Enough price increases, lies, and repressions. Solidarity Toruń. It is our duty to boycott the election.
— "Telewizja Solidarność" (TV Solidarity)

==Results==
The results, like with the other elections in communist Poland, were controlled by the communist government. The results of the 1985 election were duplicating, exactly, the results of the 1965 to 1972 elections, which were only marginally different from those of the preceding years.

As the other parties and "independents" were subordinate to PZPR, its control of the Sejm was total.
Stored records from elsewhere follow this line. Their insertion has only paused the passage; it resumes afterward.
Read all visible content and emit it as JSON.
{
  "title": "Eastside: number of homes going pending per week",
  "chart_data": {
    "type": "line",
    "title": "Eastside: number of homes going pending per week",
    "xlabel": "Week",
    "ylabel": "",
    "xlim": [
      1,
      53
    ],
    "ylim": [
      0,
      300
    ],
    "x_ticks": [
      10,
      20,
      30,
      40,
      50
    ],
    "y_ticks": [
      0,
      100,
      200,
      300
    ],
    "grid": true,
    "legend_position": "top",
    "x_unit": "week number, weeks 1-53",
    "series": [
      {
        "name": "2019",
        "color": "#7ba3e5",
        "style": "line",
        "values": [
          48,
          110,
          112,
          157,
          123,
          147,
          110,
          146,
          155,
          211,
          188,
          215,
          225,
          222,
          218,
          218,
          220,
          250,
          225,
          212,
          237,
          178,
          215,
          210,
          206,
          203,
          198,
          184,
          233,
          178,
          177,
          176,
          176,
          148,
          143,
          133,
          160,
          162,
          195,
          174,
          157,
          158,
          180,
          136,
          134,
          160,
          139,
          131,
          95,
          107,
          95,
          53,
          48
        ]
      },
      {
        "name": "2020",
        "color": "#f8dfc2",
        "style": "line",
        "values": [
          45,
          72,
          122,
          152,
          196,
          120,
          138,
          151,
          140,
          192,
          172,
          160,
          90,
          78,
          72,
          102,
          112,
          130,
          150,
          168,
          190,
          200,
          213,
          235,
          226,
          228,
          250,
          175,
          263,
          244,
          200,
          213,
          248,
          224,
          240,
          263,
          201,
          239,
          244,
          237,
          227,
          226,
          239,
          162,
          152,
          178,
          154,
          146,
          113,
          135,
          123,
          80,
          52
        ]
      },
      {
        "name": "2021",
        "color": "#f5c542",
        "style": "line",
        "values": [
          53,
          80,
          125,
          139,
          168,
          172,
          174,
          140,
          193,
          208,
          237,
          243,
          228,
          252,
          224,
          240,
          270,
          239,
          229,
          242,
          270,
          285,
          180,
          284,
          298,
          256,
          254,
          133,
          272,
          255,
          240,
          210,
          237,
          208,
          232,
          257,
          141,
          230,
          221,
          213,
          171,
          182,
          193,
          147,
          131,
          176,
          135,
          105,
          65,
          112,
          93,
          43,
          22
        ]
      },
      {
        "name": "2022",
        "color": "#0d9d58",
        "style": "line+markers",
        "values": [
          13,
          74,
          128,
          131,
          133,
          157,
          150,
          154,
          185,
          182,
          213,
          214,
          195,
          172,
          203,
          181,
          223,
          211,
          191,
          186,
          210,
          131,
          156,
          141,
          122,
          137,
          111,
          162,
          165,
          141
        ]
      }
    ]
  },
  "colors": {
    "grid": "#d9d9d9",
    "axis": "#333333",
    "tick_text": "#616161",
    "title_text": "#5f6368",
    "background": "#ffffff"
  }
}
| Party or alliance |  |  |  | Votes | % | Seats | +/– |
|  | Patriotic Movement for National Rebirth |  | Polish United Workers' Party | 20,489,086 | 100.00 | 245 | –16 |
|  | United People's Party | 106 | –7 |
|  | Democratic Party | 35 | –2 |
|  | Independents | 74 | +25 |
| Total |  |  |  | 20,489,086 | 100.00 | 460 | 0 |
| Valid votes |  |  |  | 20,489,086 | 99.68 |  |  |
| Invalid votes |  |  |  | 65,096 | 0.32 |  |  |
| Total votes |  |  |  | 20,554,182 | 100.00 |  |  |
| Registered voters/turnout |  |  |  | 26,065,497 | 78.86 |  |  |
Source: Nohlen & Stöver

== Post-elections ==
Shortly after the elections, Jaruzelski resigned as prime minister and defence minister and became the Chairman of the Polish Council of State — a post equivalent to that of head of state of Poland. However, his power centered on and firmly entrenched in his coterie of "LWP" generals and lower ranks officers of the Polish Communist Army.